Mas o cavalo de São José Almeida, embora impregnado de essência mitológica,
contém um valor semântico de oposta índole ao do cavalo troiano. Trata-se de um
cavalo de fabrico caseiro, levado para os salões de António Costa, à imitação
de muitos outros salões anteriores, ou mesmo só cozinhas, mas com caldeirões
suficientes para o fabrico das boas amizades e das boas ou más reputações. Por
vezes os artífices do fabrico caem no caldeirão, quando se descuidam, como aconteceu com o
pobre João Ratão da alegre Carochinha, mas são histórias essas menos
escrupulosas. O artigo de São José Almeida tem uma seriedade e pertinência que
deveria fazer reflectir os visados. Antes que vire em mito mesmo.
OPINIÃO
O cavalo no meio da sala
O à-vontade com que insiste em fazer nomeações que
podem ser entendidas como promiscuidade são um cavalo que Costa devia ter o bom
senso de tirar do meio da sua sala.
São José Almeida
Público, 17
de Junho de 2017
Inúmeras vezes ouvi uma
amiga contar a história do cavalo no meio da sala. Reza assim. Uma senhora
dizia que nunca mais se metera na vida dos filhos desde que estes casaram.
Quando ia a suas casas, mesmo que os netos se portassem mal, não dizia nada. E
rematava: “Até mesmo se um dia eu vir um cavalo no meio da sala, farei de conta
que não estou a ver.” Esta história tornou-se actual. Isto porque António Costa
tem um cavalo no meio da sala. António Costa tem um problema que não quer ver.
O problema de Costa chama-se Diogo Lacerda Machado (DLM).
Entendamo-nos. DLM é
considerado pelo primeiro-ministro um negociador habilíssimo. DLM pode ser um
brilhante advogado, um ás da negociação, juntar à mesma mesa parceiros
inconciliáveis, pode ser o melhor gestor que há possibilidade de contratar em
Portugal. E isso não é problema nenhum. O problema é que DLM é amigo pessoal de
Costa. São-no há décadas, desde os bancos da faculdade. São tão amigos que
Costa o classificou em entrevista à TSF/Diário de Notícias, em 2016, como o seu
“melhor amigo há muitos anos” e acrescentou: “Temos uma relação muito próxima.”
São tão, tão amigos que Costa o convidou para padrinho de casamento.
Só que a gestão do
Estado não é um negócio de amigos, nem um casamento. Pelo contrário, a exigência
ética a que está obrigada impõe uma racionalidade que em nada se mistura com a
amizade.

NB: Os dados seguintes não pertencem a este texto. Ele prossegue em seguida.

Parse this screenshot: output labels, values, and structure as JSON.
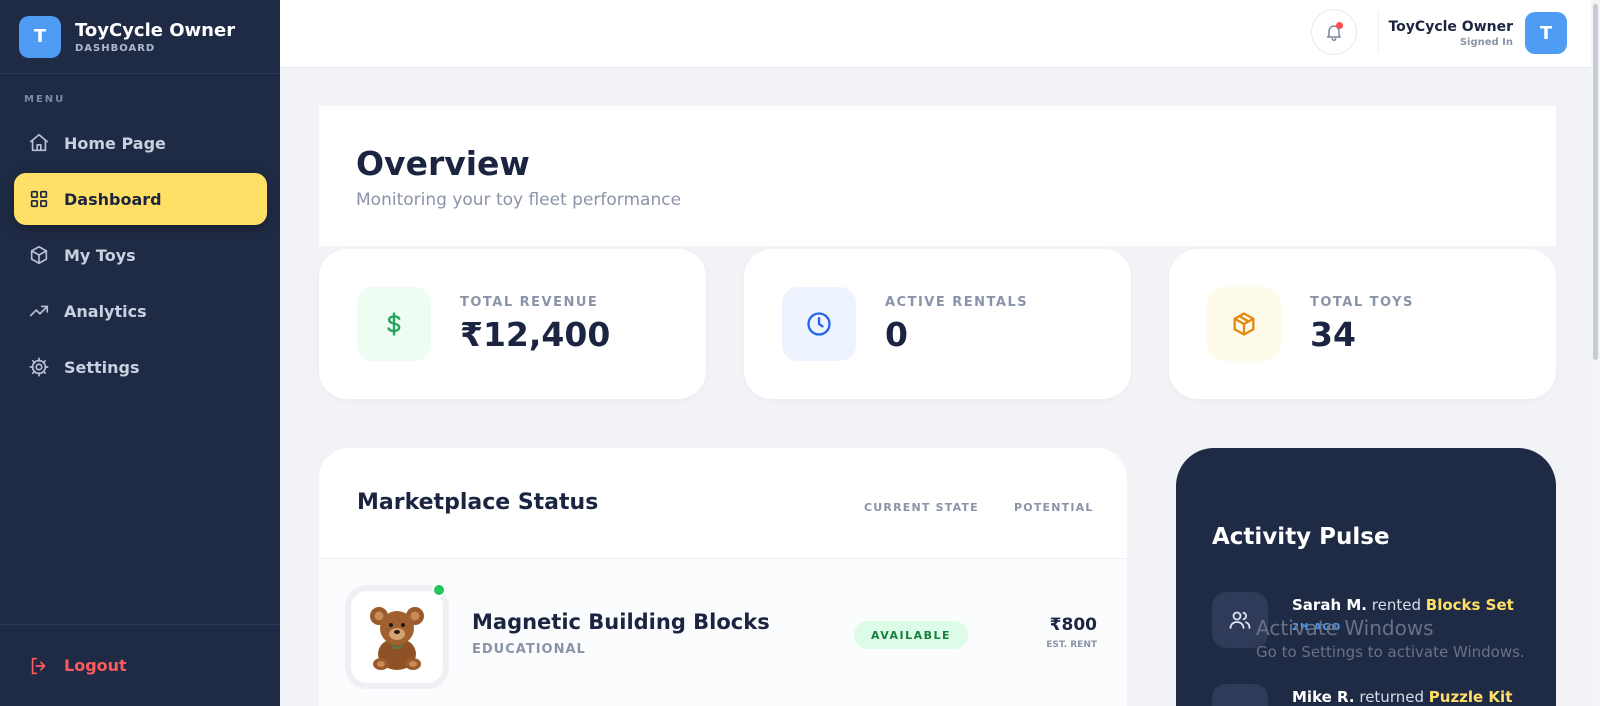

Obriga a que as pessoas sejam escolhidas pelo seu currículo, pelos
seus conhecimentos, pela sua experiência, pela sua capacidade, mas nunca por
nunca pelas suas amizades.
DLM pode assim ser a
pessoa mais indicada para gestor não executivo da TAP, como o podia ser antes
para negociar os dossiers BPI (acordo entre Isabel dos Santos e o
CaixaBank), lesados do BES e reversão da privatização da TAP. Mas ao ser o “melhor
amigo” do primeiro-ministro, DLM não pode ser indicado pelo Governo liderado
por Costa como representante do Estado num conselho de administração, como não
podia ter sido no passado encarregado de defender o interesse público em
negociações.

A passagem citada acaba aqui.